La generazione touch ed il compito di Lions e Leo

La generazione touch ed il compito di Lions e Leo

Sui giovani circolano opinioni e convinzioni che non tendono certamente all’ottimismo. Così, a proposito della consistente disoccupazione giovanile c’è chi sostiene che molti non trovano lavoro perché non lo cercano: altri parlano di rifiuto in quanto non corrispondente alle aspettative; per altri ancora i giovani neppure lo cercano in quanto convinti che non esistono chance; non mancano infine quelli che parlano di una generazione priva di voglia e di fantasia; che attende l’occasione ma non si preoccupa di andarla a cercare o di inventarsi un lavoro diverso dal posto stabile e ben retribuito.
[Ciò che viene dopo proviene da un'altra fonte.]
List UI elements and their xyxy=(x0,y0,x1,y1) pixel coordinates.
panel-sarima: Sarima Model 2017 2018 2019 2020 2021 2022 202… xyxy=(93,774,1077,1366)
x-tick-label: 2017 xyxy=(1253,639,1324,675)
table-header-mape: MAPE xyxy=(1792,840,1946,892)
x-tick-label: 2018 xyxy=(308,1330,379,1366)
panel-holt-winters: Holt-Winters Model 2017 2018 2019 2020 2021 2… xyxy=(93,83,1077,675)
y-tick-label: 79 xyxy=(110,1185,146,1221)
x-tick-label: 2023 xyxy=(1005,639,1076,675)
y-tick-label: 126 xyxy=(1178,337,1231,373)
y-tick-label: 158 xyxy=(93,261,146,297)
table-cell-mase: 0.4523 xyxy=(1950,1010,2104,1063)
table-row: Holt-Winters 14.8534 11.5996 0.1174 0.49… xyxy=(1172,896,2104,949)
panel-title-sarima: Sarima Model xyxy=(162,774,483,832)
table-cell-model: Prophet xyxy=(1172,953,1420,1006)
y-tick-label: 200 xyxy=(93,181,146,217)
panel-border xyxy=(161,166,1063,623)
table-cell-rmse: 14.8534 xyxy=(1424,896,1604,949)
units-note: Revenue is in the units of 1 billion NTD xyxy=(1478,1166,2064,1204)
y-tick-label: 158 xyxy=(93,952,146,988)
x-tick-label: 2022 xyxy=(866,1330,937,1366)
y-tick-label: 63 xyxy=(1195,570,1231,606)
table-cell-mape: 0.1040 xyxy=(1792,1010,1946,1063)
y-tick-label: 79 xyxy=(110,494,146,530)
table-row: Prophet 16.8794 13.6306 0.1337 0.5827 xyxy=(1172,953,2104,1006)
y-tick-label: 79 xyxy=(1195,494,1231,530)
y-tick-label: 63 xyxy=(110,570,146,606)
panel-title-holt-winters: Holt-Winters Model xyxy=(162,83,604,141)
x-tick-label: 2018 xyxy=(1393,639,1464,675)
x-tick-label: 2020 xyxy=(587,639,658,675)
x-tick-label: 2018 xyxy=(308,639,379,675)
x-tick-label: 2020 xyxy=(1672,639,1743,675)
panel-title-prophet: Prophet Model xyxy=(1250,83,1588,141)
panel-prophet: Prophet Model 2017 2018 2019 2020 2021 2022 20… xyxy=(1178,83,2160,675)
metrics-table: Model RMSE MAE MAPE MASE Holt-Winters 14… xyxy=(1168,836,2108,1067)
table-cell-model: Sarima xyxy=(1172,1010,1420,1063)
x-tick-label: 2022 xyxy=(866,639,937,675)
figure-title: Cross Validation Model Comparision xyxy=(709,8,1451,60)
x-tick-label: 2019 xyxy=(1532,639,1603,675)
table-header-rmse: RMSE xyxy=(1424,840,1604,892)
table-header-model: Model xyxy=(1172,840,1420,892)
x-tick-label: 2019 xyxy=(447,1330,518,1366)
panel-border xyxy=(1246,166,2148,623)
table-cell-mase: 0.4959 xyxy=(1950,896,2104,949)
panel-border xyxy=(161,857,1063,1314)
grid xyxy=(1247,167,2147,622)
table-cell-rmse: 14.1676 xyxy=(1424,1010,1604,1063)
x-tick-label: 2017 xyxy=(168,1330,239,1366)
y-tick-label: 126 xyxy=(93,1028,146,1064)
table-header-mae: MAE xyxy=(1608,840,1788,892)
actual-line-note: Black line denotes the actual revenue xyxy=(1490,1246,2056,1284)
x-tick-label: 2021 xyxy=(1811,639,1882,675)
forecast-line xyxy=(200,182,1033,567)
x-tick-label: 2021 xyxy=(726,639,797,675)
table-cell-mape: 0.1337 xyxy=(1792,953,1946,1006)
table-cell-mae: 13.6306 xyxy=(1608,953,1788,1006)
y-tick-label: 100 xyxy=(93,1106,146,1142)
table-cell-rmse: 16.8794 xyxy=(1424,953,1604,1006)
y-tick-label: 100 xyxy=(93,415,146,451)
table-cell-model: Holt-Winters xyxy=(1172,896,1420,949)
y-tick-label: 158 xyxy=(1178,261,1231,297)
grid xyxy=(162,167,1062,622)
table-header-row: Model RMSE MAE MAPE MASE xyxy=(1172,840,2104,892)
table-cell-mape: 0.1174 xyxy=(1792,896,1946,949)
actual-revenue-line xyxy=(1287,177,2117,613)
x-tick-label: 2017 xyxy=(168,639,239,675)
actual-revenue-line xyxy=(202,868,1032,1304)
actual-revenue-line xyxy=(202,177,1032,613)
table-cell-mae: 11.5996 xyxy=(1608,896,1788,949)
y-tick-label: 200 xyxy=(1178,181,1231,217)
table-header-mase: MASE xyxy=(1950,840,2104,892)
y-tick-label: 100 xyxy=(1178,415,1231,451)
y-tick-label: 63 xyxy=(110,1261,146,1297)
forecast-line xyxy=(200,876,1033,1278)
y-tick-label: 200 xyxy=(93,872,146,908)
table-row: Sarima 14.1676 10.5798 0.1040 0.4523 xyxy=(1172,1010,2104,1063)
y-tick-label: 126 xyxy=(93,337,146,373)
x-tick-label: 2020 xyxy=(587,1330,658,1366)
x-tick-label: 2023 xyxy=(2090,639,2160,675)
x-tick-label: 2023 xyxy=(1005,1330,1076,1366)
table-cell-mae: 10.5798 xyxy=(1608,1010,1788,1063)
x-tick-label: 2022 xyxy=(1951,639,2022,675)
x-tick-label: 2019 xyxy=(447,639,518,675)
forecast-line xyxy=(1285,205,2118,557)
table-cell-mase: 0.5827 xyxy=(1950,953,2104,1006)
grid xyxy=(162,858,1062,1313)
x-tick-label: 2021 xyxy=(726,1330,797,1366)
In queste affermazioni c’è molto di vero ma anche un pizzico di esagerazione. Sudare, soffrire, partire con prospettive non esaltanti, cominciare con un lavoro umile, sono caratteristiche che non collimano con il DNA di gran parte del mondo giovanile, anche perché infanzia ed adolescenza vengono quasi sempre vissute negli agi e nella comodità e la scuola non esige un’applicazione ed un impegno massimo.
Cosa possono dunque fare i Lions? Molto poco sul piano concreto, molto invece sul piano culturale. I nostri Leo invece potrebbero e dovrebbero costituire un veicolo importante perché la ”lezione” che potrebbero trasmettere si gioverebbe della maggiore capacità di coinvolgimento dovuta alla vicinanza generazionale.
Margareth Thatcher usava dire “la società non esiste, esistono gli individui”, nel senso che va evitata ogni generalizzazione e ciascuno è chiamato ad affrontare il proprio singolo problema. Se siamo ridotti male, la colpa è anche dei genitori e della scuola che hanno abdicato al proprio ruolo educativo e non sanno più coniugare concetti come impegno, rinunzia e responsabilità.